Doświadczenia wybranych państw członkowskich Unii Europejskiej w zakresie migracji powrotnych
Warsaw: University of Warsaw, Centre of Migration Research (CMR)
Throughout the history of the European Union quite a few cases of transformation of typical emigration countries into countries of both emigration and immigration have been noted. This regards Italy (end of 60s/beginning of 70s), Ireland (end of 80s/beginning of 90s), Greece (in the 80s) and Spain and Portugal (in the 90s), especially. Such transformation of these countries was directly related to their acquisition of EU-membership. In the case of all the countries, gaining EU-membership ultimately resulted in a fall in the level of emigration and the phenomenon of return migration. However, there were noticeable variations in the time frame within which the latter process took place in a given country. The economic situation of the country, and especially prognoses as to the situation on the labour market, appears to be a decisive factor in shaping the process of return migration.
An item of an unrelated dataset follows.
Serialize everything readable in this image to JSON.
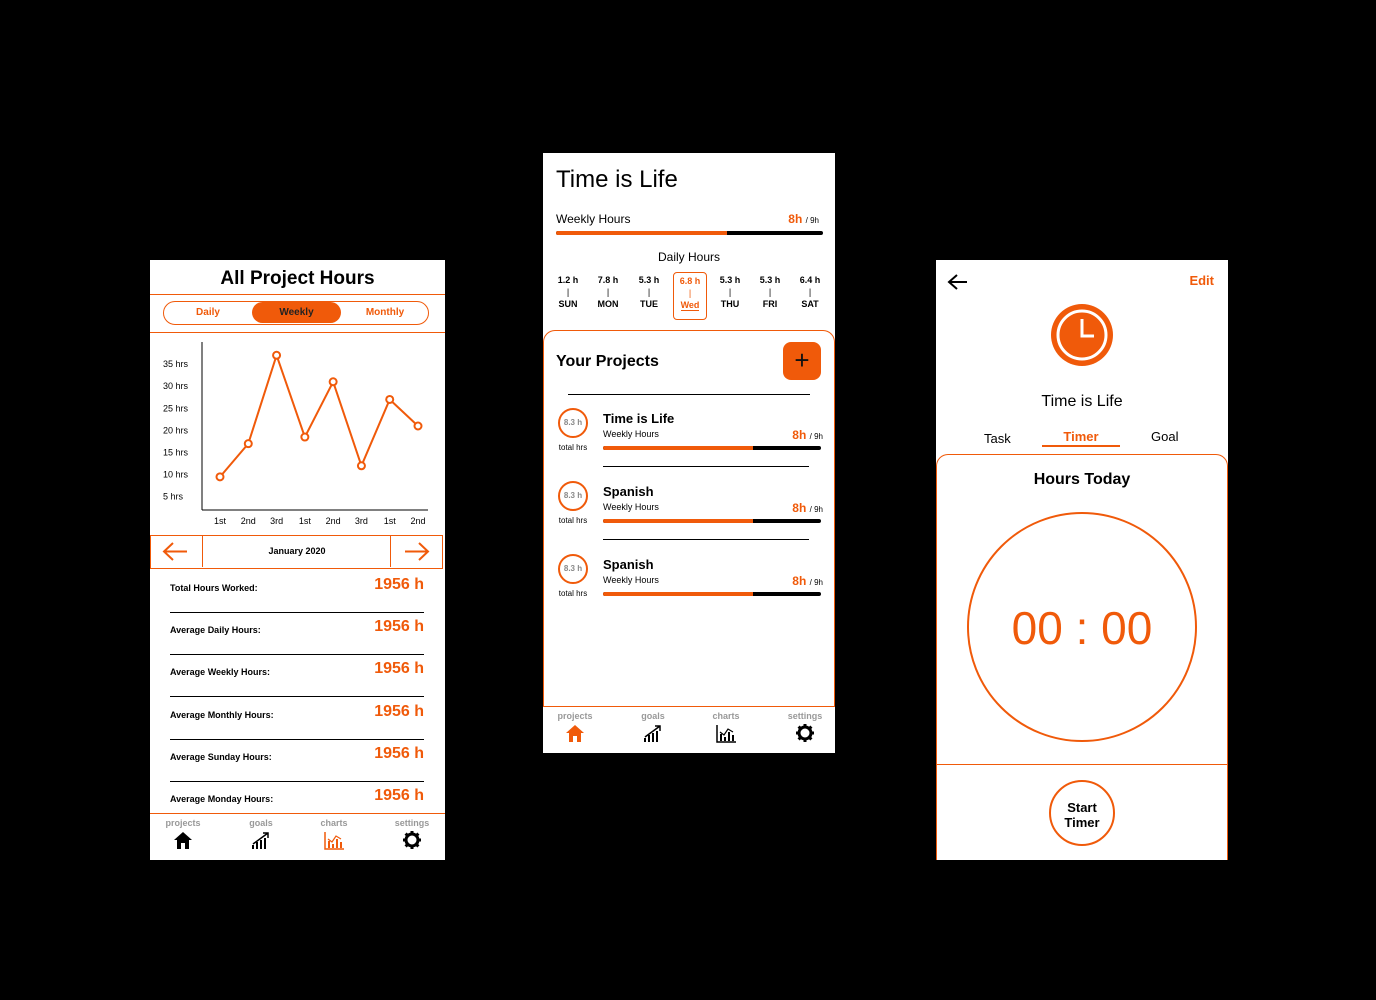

Also political factors, inter alia connected with the perception of the direction in which the country was proceeding, proved to be of crucial importance. The experiences of other European countries may be analysed with a view to ascertaining the current standing of Poland. At the same time, however, it must be underlined that the Greek, Spanish and Portuguese cases differed greatly from the Polish one in terms of the duration of the transition periods for the free movement of labour, which were considerably longer than for Poland. Hence, definite conclusions as to the Polish case cannot be drawn on the basis of this analysis, particularly with reference to the time-frame within which return migration tom Poland might start taking place. Considering the current situation of Poland, the Spanish case appears the most analogous.